Atrial fibrillation is a very common condition in Australia, with almost one in four men and one in five women over the age of 40 years experiencing the heart rhythm disorder.

In the study, the mean age of patients was 62.7 years and almost half (49.1%) had been hospitalised for atrial fibrillation or flutter in the previous year.

Overall, there was a survival rate of 98.8% within one year,  93% by five years and 84% by 10 years.

Likewise, a total of 11,114 patients had a planned or acute admission for atrial fibrillation during the study period. This was highest in the first year (29%), but fell to 7.8% and 3.9% at five and 10 years respectively. The cumulative rate was 23.8%.

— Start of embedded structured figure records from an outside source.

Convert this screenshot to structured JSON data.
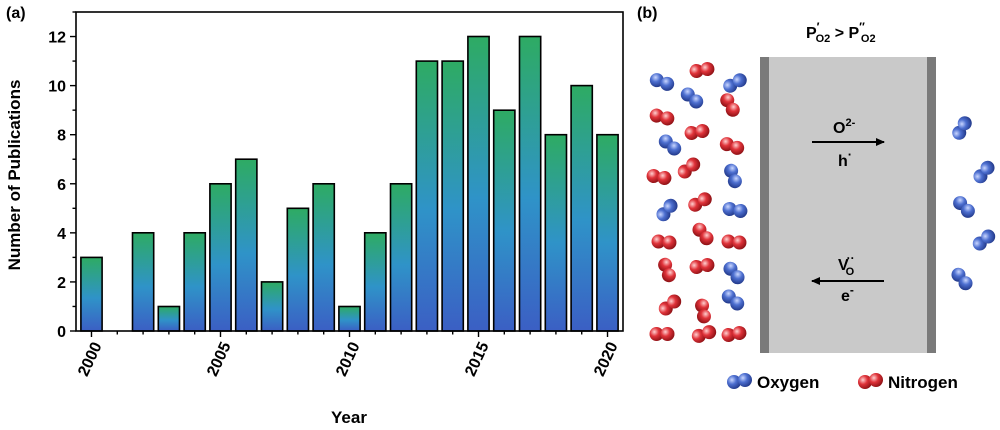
{
  "panel_a": {
    "label": "(a)",
    "chart_data": {
      "type": "bar",
      "xlabel": "Year",
      "ylabel": "Number of Publications",
      "x": [
        2000,
        2001,
        2002,
        2003,
        2004,
        2005,
        2006,
        2007,
        2008,
        2009,
        2010,
        2011,
        2012,
        2013,
        2014,
        2015,
        2016,
        2017,
        2018,
        2019,
        2020
      ],
      "values": [
        3,
        0,
        4,
        1,
        4,
        6,
        7,
        2,
        5,
        6,
        1,
        4,
        6,
        11,
        11,
        12,
        9,
        12,
        8,
        10,
        8
      ],
      "xlim": [
        1999.4,
        2020.6
      ],
      "ylim": [
        0,
        13
      ],
      "xticks": [
        "2000",
        "2005",
        "2010",
        "2015",
        "2020"
      ],
      "yticks": [
        "0",
        "2",
        "4",
        "6",
        "8",
        "10",
        "12"
      ],
      "bar_gradient": {
        "bottom": "#3b5fc4",
        "middle": "#2f93c8",
        "top": "#2eab63"
      },
      "grid": false
    }
  },
  "panel_b": {
    "label": "(b)",
    "pressure_condition": {
      "lhs_main": "P",
      "lhs_prime": "′",
      "lhs_sub": "O2",
      "op": " > ",
      "rhs_main": "P",
      "rhs_prime": "″",
      "rhs_sub": "O2"
    },
    "oxide_ion_label": {
      "main": "O",
      "sup": "2-"
    },
    "hole_label": {
      "main": "h",
      "sup": "·"
    },
    "vacancy_label": {
      "main": "V",
      "sup": "··",
      "sub": "O"
    },
    "electron_label": {
      "main": "e",
      "sup": "-"
    },
    "legend": {
      "oxygen": "Oxygen",
      "nitrogen": "Nitrogen"
    },
    "colors": {
      "oxygen": "#3f5fbf",
      "nitrogen": "#d8262e",
      "membrane_fill": "#c9c9c9",
      "membrane_edge": "#7a7a7a"
    }
  }
}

Within the study period 6001 patients had to have repeat atrial fibrillation procedures, and 4811 had cardioversion. Again, this was highest in the first year after surgery (12.2%), and it decreased to 1.7% in the five to 10 years after the initial ablation.

About one in four people have the procedures overall (28.1%).

Further, the incidence of hospital admissions for cardiovascular events in the decade following atrial fibrillation ablation was considered “low”.

Stroke or TIAs occurred at a rate of 0.7% per year (for a cumulative incidence of 6.6%). Heart failure and heart attack had an incidence of 8.5% and 3.7%.

The cumulative incidence of re-hospitalisation for cardiovascular events was higher for people living with heart failure (cumulative incidence 17.6% – 22.0%) compared with those without (13.0% to 14.8%).

Dr Ngo said the study pointed to a potential underutilisation of ablation for people with heart failure.

“Our study found that patients with co-morbid heart failure had similar likelihood of undergoing repeat AF ablation (after adjustment for other differences) despite a worse survival compared with those without heart failure,” Dr Ngo said. “This suggests that AF ablation may be under-utilised in a group of patients that may benefit the most from this procedure.”

The findings are published in European Heart Journal – Quality of Care and Clinical Outcomes.